Budget puts conservation at risk

By Marc Kovac

The next two-year budget must be cut by upward of $3 billion.

COLUMBUS — Last month, just before Memorial Day weekend and the unofficial start of the summer vacation season, the Environmental Protection Agency issued notice of unsafe toxins at Grand Lake St. Marys in western Ohio.

Samples taken by the state agency indicated an elevated health risk, and officials warned residents against swimming, water skiing, jet skiing and other activities that would bring them into contact with the lake’s water.

The state program behind the monitoring is now facing the loss of some 15 full-time positions under budget-cut scenarios being considered by state lawmakers. And Ohio’s environmental advocates are urging the Legislature to reconsider the funding to protect residents, like those who use Grand Lake St. Marys.
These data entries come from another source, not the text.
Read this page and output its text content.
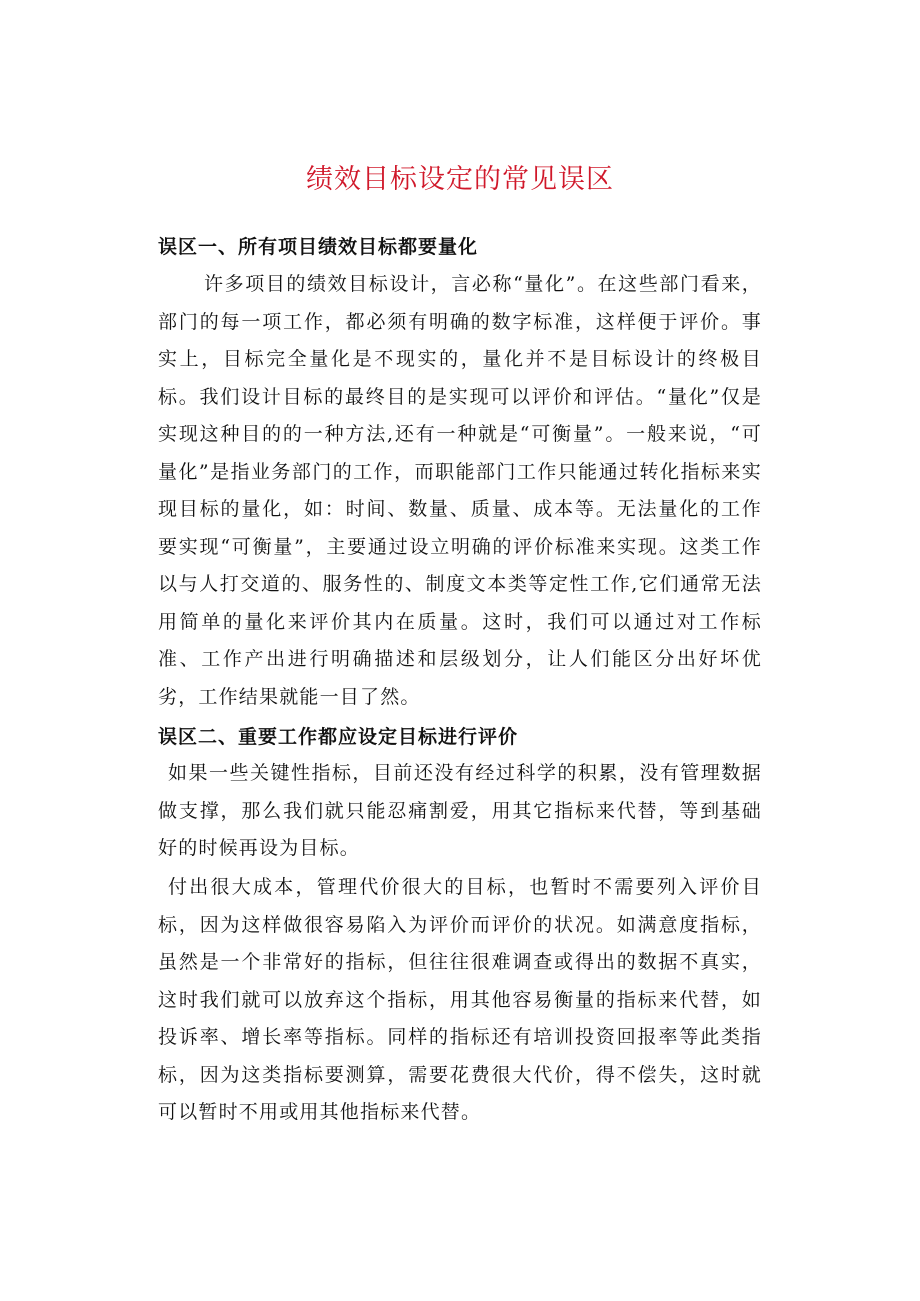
绩效目标设定的常见误区
误区一、所有项目绩效目标都要量化
许多项目的绩效目标设计，言必称“量化”。在这些部门看来，部门的每一项工作，都必须有明确的数字标准，这样便于评价。事实上，目标完全量化是不现实的，量化并不是目标设计的终极目标。我们设计目标的最终目的是实现可以评价和评估。“量化”仅是实现这种目的的一种方法,还有一种就是“可衡量”。一般来说，“可量化”是指业务部门的工作，而职能部门工作只能通过转化指标来实现目标的量化，如：时间、数量、质量、成本等。无法量化的工作要实现“可衡量”，主要通过设立明确的评价标准来实现。这类工作以与人打交道的、服务性的、制度文本类等定性工作,它们通常无法用简单的量化来评价其内在质量。这时，我们可以通过对工作标准、工作产出进行明确描述和层级划分，让人们能区分出好坏优劣，工作结果就能一目了然。
误区二、重要工作都应设定目标进行评价
如果一些关键性指标，目前还没有经过科学的积累，没有管理数据做支撑，那么我们就只能忍痛割爱，用其它指标来代替，等到基础好的时候再设为目标。
付出很大成本，管理代价很大的目标，也暂时不需要列入评价目标，因为这样做很容易陷入为评价而评价的状况。如满意度指标，虽然是一个非常好的指标，但往往很难调查或得出的数据不真实，这时我们就可以放弃这个指标，用其他容易衡量的指标来代替，如投诉率、增长率等指标。同样的指标还有培训投资回报率等此类指标，因为这类指标要测算，需要花费很大代价，得不偿失，这时就可以暂时不用或用其他指标来代替。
“It has taken steady investment, vigilant oversight and continued enforcement and collaboration to protect our air, land and water resources,” said Jack Shaner, deputy director of the Ohio Environmental Council. “But today, we are in peril of slipping backward. Ohio’s dire state-budget outlook could put that steady progress for environmental cleanup and natural resources conservation at risk.”

The council, the Nature Conservancy in Ohio, the Sierra Club and others have joined the chorus of advocacy groups pushing the Legislature and Gov. Ted Strickland to restore funding to various programs.

Lawmakers are negotiating spending plans for the next two fiscal years for state agencies. In the next week and a half, they have to cut upward of $3 billion from the budget legislation passed by the state Senate earlier this month.

Strickland late last week proposed paying for part of the shortfall by allowing slot machines at Ohio’s seven horse-racing tracks.

But even with a gaming expansion, they’ll have to cut more than $2 billion in spending, including reductions or the elimination of line items that pay for programs for the elderly and needy, as well as initiatives aimed at protecting the environment and access to natural areas.

Shaner and other environmental advocates are pushing lawmakers to increase fees to pay for the latter. For example, they want the state to institute a new registration on kayak and canoe owners and livery operators, with the proceeds used to pay for Ohio’s Scenic Rivers program.

They’re also seeking an increase in landfill fees to help pay for Ohio EPA and Department of Natural Resources programs.